Hernia’s only law enforcement officer arrived just seconds after my resounding
amen
, and I immediately filled him in. Police Chief Chris Ackerman is only in his midtwenties and so good-looking that women have been known to commit minor crimes just so they could have the pleasure of being thrown into his jail overnight. Jaywalking, loitering, even solicitation citations initially went through the roof. Gradually, however, as the people of Hernia learned that the Good Lord, in His wisdom, had chosen Chris to bat for the other team, this much-needed source of income dried up.
Once, believe it or not, in more prosperous times, we had a two-person police department, and on occasion even that was not enough. At first glance Hernia may not seem like a den of iniquity, but the Devil is just as hard at work here as he is anywhere else. Thank heaven, then, that murder follows me around like odor follows a troop of prepubescent boys, because over the years it has allowed me to become well steeped in the workings of the criminal mind. I say this without hubris. Indeed, I get very little credit—certainly no monetary reward—for solving the brutal deaths of others, and I am often subjected to great danger.
Why, then, one might legitimately ask, do I involve myself in such a dangerous pastime? Do I experience the same satisfaction one might feel if they’ve taken on the task of solving a particularly complicated puzzle? Absolutely not; the solutions to some murders are absurdly simple. Do I feel especially brave when I’m confronting a killer who has a gun digging into my well-formed ribs? Frankly, with my shapely knees knocking so hard, it’s difficult to tell. Once I even soiled—uh, well, never you mind. But I will confess that another time I foiled a madman by jumping down into the pit of our six-seater outhouse.

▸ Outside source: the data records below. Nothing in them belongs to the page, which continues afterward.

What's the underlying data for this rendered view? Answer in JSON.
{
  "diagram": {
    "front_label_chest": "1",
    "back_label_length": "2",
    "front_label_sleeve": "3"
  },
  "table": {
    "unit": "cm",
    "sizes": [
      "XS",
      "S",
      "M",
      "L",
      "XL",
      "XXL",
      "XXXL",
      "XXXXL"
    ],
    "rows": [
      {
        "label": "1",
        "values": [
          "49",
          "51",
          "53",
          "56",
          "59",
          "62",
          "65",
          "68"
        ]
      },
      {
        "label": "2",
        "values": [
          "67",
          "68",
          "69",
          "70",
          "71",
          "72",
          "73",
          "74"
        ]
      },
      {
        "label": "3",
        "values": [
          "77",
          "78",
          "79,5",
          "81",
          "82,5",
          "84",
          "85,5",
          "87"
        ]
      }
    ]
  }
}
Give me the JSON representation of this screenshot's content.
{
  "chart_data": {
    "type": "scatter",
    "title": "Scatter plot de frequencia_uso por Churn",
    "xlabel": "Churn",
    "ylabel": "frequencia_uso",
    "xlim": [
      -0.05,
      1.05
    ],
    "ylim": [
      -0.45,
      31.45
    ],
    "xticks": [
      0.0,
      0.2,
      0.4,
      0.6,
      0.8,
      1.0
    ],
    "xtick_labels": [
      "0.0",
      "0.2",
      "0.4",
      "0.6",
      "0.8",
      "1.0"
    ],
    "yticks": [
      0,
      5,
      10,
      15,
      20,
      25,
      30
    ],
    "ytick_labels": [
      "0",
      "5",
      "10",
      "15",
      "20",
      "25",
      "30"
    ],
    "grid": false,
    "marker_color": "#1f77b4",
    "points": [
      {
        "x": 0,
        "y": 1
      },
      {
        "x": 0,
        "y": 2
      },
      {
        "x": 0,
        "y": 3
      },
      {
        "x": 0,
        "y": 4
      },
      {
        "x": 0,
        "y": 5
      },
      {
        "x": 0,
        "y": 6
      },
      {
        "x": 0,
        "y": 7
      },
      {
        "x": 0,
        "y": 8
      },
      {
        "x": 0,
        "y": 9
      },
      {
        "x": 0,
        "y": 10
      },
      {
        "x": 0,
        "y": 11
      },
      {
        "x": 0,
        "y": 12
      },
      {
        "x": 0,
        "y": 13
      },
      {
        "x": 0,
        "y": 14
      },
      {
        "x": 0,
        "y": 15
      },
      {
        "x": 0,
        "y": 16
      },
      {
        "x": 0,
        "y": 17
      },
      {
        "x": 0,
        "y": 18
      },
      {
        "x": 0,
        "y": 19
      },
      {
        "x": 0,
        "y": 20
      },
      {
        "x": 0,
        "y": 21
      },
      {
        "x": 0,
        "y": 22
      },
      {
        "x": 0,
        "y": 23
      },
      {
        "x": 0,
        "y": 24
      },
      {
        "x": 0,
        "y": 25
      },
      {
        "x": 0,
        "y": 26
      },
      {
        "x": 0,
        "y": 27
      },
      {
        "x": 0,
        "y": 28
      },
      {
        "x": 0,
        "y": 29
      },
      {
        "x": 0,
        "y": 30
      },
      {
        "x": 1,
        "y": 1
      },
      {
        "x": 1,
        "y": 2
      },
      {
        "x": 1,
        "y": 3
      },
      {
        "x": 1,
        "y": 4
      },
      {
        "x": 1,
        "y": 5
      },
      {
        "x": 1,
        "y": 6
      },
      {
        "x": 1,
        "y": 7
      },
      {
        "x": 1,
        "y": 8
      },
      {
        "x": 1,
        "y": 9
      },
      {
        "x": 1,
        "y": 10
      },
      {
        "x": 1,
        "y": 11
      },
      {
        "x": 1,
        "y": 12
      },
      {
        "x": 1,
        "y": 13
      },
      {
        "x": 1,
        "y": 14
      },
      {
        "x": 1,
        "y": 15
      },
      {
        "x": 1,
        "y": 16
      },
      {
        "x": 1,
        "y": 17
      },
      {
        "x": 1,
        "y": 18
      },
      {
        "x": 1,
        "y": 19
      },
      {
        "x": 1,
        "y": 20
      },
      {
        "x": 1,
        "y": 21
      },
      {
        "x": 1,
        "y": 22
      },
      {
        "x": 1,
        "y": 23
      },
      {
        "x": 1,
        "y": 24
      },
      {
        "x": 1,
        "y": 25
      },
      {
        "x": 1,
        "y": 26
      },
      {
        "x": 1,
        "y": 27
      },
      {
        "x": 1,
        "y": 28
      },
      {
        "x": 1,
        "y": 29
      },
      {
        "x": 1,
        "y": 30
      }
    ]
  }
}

“Miss Yoder!” Young Chris shook me with a good deal of force. “Miss Yoder, you’re not going to faint again, are you?”
When you wake up and smell the coffee, you can only hope it’s something better than what we serve at Beechy Grove Mennonite Church. “I’m as fine as frog hair, dear. I was lost in thought; it’s still pretty much virgin territory.”
“I was saying that we should go back to my office and talk.”
“Talk? About what? I told you everything.”
“Yes, but that was off the record, and in the presence of Miss Schrock.”
“Why, I never!” Amygdaline was panting with rage. “Listen here, young man, I pay your salary, just as much as Magdalena does, so I have the same right to be privy to this conversation as does she.”